Мои восторженные чувства полностью разделяли жители деревни Луговая и члены садово-огородного товарищества «Автомобилист».
На центральной площади имени В.И.Ленина гуляла свадьба — гуляла под разбитную песенку: «Ой-ей-ей! А я несчастная девчонка! Ой-ей-ей! Я замуж вышла без любви. Ой-ей-ей! Я завела себе миленочка. Ой-ей-ей! А грозный муж меня бранит. Ой-ей-ей!». Столы были накрыты под открытым небом, на них артиллерийскими снарядами тужились бутыли с мутным самогоном, горками возлежала народная закусь — редиска, огурчики, помидорчики…

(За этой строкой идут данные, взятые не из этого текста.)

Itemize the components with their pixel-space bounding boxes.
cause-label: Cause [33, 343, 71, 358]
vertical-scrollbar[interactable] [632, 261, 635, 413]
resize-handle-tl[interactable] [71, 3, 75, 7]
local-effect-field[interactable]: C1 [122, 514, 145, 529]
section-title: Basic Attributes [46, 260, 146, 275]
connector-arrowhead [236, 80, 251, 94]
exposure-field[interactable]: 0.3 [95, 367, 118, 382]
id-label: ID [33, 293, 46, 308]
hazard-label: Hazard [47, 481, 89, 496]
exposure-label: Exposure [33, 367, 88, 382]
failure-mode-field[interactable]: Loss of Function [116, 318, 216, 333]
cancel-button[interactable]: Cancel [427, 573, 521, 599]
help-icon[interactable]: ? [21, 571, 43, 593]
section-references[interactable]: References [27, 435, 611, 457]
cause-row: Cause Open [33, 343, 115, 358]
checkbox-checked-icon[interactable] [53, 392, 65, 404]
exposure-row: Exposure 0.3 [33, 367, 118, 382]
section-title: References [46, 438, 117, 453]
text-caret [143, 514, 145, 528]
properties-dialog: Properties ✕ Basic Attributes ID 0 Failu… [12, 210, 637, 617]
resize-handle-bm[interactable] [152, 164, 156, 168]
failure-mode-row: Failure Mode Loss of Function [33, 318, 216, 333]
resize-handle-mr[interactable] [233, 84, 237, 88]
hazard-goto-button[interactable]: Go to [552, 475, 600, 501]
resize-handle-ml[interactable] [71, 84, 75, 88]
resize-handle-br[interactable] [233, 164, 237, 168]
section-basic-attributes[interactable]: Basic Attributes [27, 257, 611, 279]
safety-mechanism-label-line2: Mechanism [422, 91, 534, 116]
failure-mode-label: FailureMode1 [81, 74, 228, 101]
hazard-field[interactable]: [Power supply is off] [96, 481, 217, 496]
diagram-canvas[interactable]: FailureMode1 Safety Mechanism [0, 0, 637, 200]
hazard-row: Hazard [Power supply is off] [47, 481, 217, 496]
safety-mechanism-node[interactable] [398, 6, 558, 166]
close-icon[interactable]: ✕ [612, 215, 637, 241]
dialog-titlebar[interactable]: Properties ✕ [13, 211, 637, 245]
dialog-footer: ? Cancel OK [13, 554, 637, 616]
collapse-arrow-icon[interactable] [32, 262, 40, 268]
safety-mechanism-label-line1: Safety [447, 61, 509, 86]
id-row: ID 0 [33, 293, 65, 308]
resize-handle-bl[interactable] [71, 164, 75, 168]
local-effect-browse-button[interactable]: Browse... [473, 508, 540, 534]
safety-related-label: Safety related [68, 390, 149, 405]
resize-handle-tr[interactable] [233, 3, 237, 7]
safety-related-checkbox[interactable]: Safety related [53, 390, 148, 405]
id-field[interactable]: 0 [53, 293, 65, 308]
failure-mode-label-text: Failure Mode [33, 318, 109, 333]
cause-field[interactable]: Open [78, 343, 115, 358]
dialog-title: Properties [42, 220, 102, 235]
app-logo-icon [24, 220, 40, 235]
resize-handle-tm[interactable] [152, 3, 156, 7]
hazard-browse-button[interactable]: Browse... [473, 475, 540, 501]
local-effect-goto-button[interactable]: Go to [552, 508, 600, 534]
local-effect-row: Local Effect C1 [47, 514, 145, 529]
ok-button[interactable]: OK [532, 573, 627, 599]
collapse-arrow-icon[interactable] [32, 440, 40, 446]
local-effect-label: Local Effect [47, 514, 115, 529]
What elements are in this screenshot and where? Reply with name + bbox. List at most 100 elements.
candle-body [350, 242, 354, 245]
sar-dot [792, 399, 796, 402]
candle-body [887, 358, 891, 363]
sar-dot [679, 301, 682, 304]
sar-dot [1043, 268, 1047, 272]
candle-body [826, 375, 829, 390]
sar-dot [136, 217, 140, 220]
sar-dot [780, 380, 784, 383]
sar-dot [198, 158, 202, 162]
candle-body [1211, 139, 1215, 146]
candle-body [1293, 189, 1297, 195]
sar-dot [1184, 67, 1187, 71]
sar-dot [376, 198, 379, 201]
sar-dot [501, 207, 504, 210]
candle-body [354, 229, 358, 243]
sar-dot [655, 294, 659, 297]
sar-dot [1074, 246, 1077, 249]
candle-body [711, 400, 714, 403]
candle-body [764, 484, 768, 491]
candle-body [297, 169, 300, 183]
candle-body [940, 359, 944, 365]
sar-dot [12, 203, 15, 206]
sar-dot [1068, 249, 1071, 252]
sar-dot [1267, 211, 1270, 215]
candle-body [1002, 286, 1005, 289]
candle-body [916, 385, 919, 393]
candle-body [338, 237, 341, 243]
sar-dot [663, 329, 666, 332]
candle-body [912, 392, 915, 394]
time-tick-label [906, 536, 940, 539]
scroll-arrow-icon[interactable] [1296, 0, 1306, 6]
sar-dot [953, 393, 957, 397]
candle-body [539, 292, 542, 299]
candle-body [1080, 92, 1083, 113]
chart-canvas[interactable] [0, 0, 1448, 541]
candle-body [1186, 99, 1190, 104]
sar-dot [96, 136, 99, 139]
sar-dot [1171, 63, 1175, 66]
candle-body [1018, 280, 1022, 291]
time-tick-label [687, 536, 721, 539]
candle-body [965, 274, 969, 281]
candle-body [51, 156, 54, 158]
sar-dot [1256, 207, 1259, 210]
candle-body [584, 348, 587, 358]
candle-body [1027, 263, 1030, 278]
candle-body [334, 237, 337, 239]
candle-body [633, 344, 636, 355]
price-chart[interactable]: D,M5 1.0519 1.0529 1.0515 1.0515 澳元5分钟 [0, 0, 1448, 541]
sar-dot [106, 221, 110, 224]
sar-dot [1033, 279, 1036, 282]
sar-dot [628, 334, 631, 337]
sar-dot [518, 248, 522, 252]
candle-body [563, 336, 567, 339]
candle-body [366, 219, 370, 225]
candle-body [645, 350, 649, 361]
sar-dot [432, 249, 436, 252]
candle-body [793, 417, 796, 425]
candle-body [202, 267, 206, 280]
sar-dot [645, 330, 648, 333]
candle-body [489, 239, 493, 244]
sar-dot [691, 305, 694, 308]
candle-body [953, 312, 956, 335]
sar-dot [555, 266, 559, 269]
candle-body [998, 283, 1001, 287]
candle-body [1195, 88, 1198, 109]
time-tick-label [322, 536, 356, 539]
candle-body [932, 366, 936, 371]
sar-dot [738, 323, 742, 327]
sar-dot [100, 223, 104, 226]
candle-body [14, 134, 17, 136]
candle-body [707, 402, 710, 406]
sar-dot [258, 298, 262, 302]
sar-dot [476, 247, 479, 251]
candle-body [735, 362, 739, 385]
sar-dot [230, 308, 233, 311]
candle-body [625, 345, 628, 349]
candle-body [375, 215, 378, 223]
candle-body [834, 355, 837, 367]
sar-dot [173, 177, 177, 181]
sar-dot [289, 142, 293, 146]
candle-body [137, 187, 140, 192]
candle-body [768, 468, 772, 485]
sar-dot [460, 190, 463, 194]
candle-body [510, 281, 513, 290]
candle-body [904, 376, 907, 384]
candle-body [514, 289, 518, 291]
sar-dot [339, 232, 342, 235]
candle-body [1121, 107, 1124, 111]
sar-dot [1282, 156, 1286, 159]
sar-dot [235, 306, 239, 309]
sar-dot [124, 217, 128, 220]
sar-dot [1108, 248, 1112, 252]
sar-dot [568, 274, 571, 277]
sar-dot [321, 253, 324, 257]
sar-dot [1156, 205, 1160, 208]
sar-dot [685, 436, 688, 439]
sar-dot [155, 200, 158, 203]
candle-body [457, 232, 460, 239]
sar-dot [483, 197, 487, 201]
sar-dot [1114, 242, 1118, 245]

Создавалось впечатление, что на площади сбилось все народонаселение колдовского края. Конечно же, чуть ли не во главе стола находились дед Матвей и Ван Ваныч, последний был в состоянии табурета, на котором сидел, и говорить с ним не имело смысла. А Матвеич держался молодцом и, приметив меня, посчитал нужным сообщить:
— Председательска дочка Танька-рыжая выходить за Леню Ткаченко. Во образины, у смысле красавьцы! — И заорал, открыв во всю ширь незлобиво-беззубую пасть. — Горька-а-а!
Невеста в белом и жених в черном поднялись из-за стола и, хлопнув по стакану водки, впились устами друг в друга, точно вампиры.
Дочь председателя садово-огородного общества была огненно-рыжей стервозой и не давала жизни многим членам «Автомобилиста», в том смысле, что подменяла собой папу, то есть брала его обязанности на себя. Папа же только пил горькую, крякал не к месту и бухал печать на бумаги, которые родная кровинушка ему подкладывала. Чтобы взять в жены такую невозможную персону, надо было обладать определенным мужеством и характером. Леня Ткаченко трудился киномехаником в клубе и слыл известным бабником, оборудовав аппаратную лежаком, на котором проелозила ни одна жопастенькая молодуха Луговой и её мелиоративных прелестных окрестностей. Возможно, дочь председателя испытала в кинобудке с разъемом ног необыкновенный подъем души и решила забрать в личное пользование непутевого добытчика счастья. Во всяком случае, молодые выглядели счастливо, равно, как и все остальные гости на этой пыльной чумовой и веселой свадьбе.
Многие, меня признающие, требовали, чтобы я присоединился к народному торжеству. И я бы с радостью это смастерил, хряпнув стакан самовоспламеняющейся жидкости и закусив гвардейским огурчиком, да увы — не мы определяем ход событий…
Я покинул дикую свадьбу, посмеиваясь над тем, что такой иступленный к жизни народец никакими указами не протравишь. Выдюжит, перемеля любую власть — выдюжит, разве что издаст пук от удовольствия своего бытия.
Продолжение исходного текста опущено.